Background/aims: The receptor of interferon-gamma (IFN-gammaR) consists of IFN-gammaR1 and R2. Resistance to the anti-proliferative effect of IFN-gamma is due to downregulation of IFN-gammaR2. The aim of this study was to investigate whether iron chelation could upregulate IFN-gammaR2 and enhance the anti-proliferative effect of IFN-gamma in colon cancer cell lines.
Methodology: The colon cancer cell lines, SW480, COLO, and WiDr were treated with the iron chelating agent DFO, and the expression of IFN-gammaR1 and IFN-gammaR2 was evaluated by FACS. The anti-proliferative effect of IFN-gamma was investigated by MTT assay, and the proapoptotic effect was investigated by FACS with Annexin-V.

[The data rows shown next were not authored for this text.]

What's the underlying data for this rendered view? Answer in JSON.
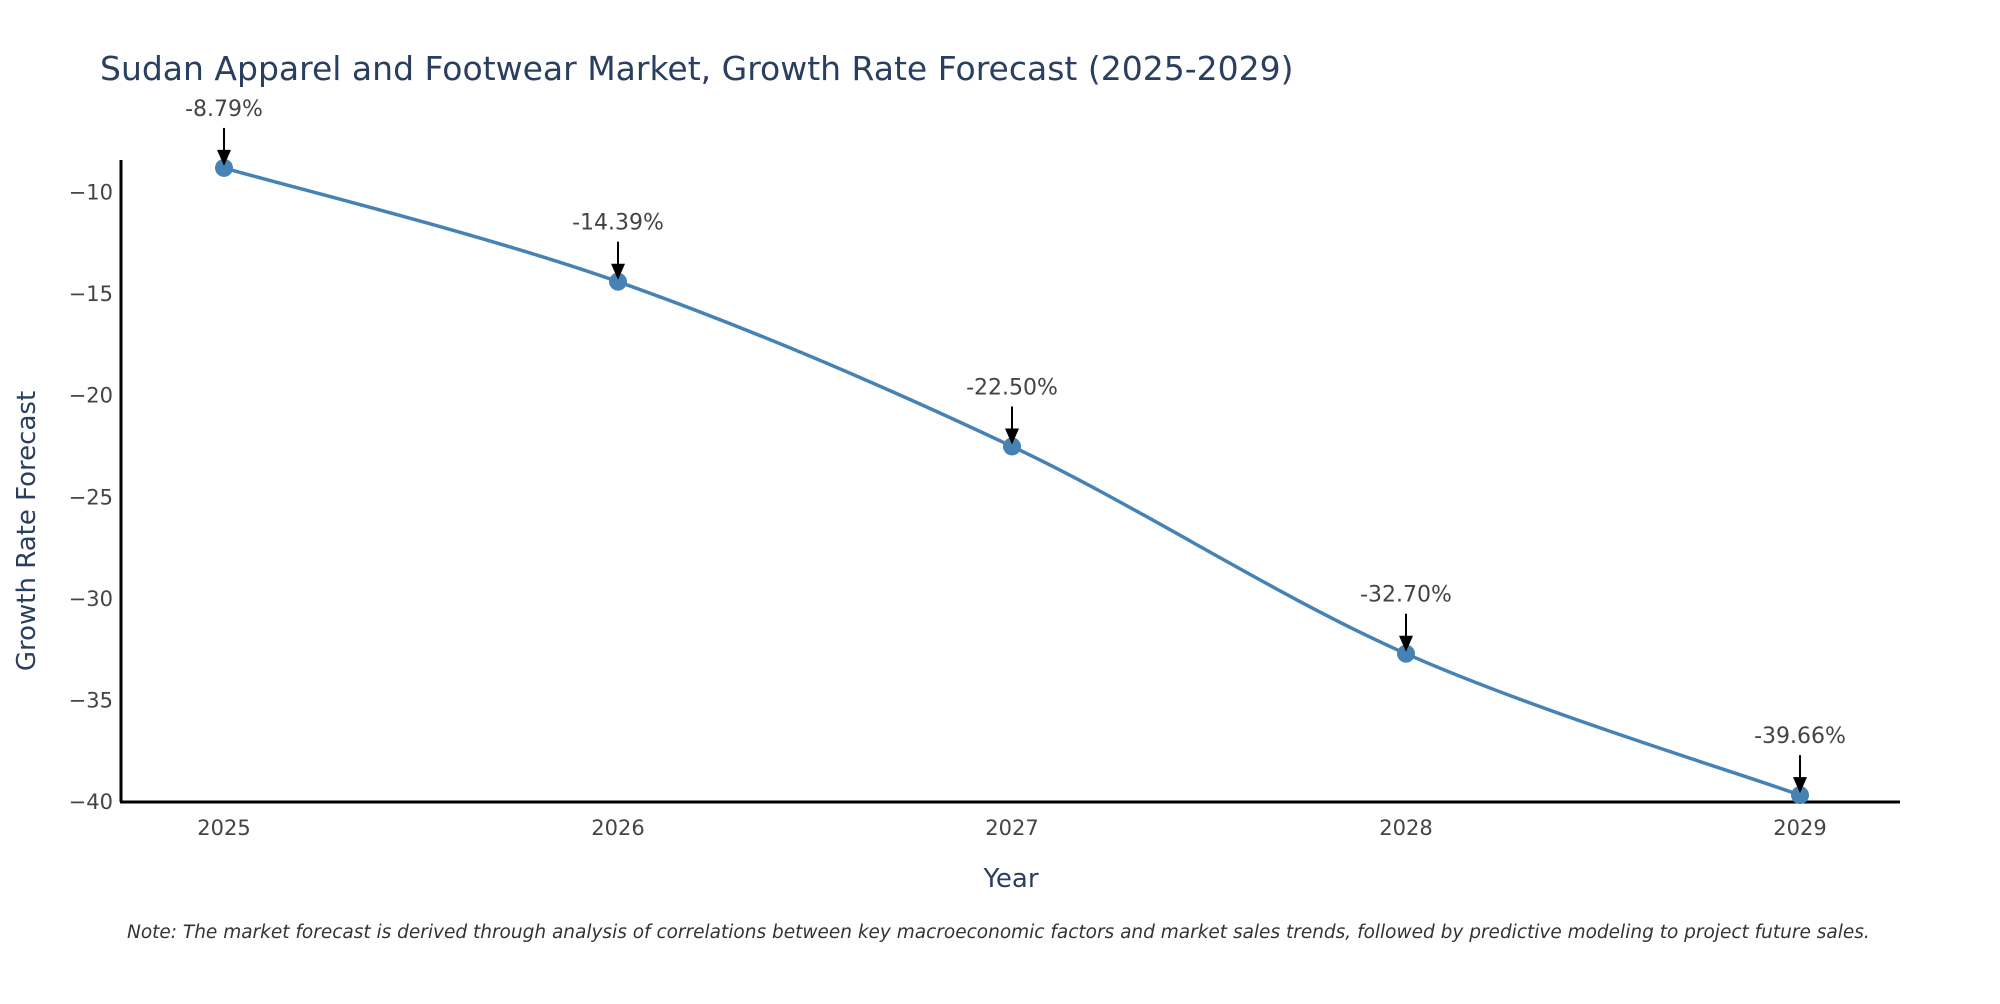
{
  "chart_data": {
    "type": "line",
    "title": "Sudan Apparel and Footwear Market, Growth Rate Forecast (2025-2029)",
    "xlabel": "Year",
    "ylabel": "Growth Rate Forecast",
    "categories": [
      "2025",
      "2026",
      "2027",
      "2028",
      "2029"
    ],
    "series": [
      {
        "name": "Growth Rate Forecast",
        "values": [
          -8.79,
          -14.39,
          -22.5,
          -32.7,
          -39.66
        ],
        "color": "#4682b4"
      }
    ],
    "annotations": [
      "-8.79%",
      "-14.39%",
      "-22.50%",
      "-32.70%",
      "-39.66%"
    ],
    "yticks": [
      -10,
      -15,
      -20,
      -25,
      -30,
      -35,
      -40
    ],
    "ytick_labels": [
      "−10",
      "−15",
      "−20",
      "−25",
      "−30",
      "−35",
      "−40"
    ],
    "ylim": [
      -40,
      -8.4
    ],
    "grid": false,
    "note": "Note: The market forecast is derived through analysis of correlations between key macroeconomic factors and market sales trends, followed by predictive modeling to project future sales.",
    "colors": {
      "line": "#4682b4",
      "axis": "#000000",
      "arrow": "#000000"
    }
  }
}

Results: FACS demonstrated that DFO increased the expression of IFN-gammaR2, whereas the effect on IFN-gammaR1 expression was less marked. MTT assay showed that cell growth was inhibited by DFO. Addition of DFO and IFN-gamma inhibited further, but inhibition was not observed with IFN-gamma alone. Apoptotic cells were increased by DFO, and further increased with DFO + IFN-gamma together.
Conclusions: Expression of IFN-gammaR2 is restored by iron chelation, and the increased expression of IFN-gammaR2 enhances the anti-proliferative effect of IFN-gamma through induction of apoptosis in colon cancer cells.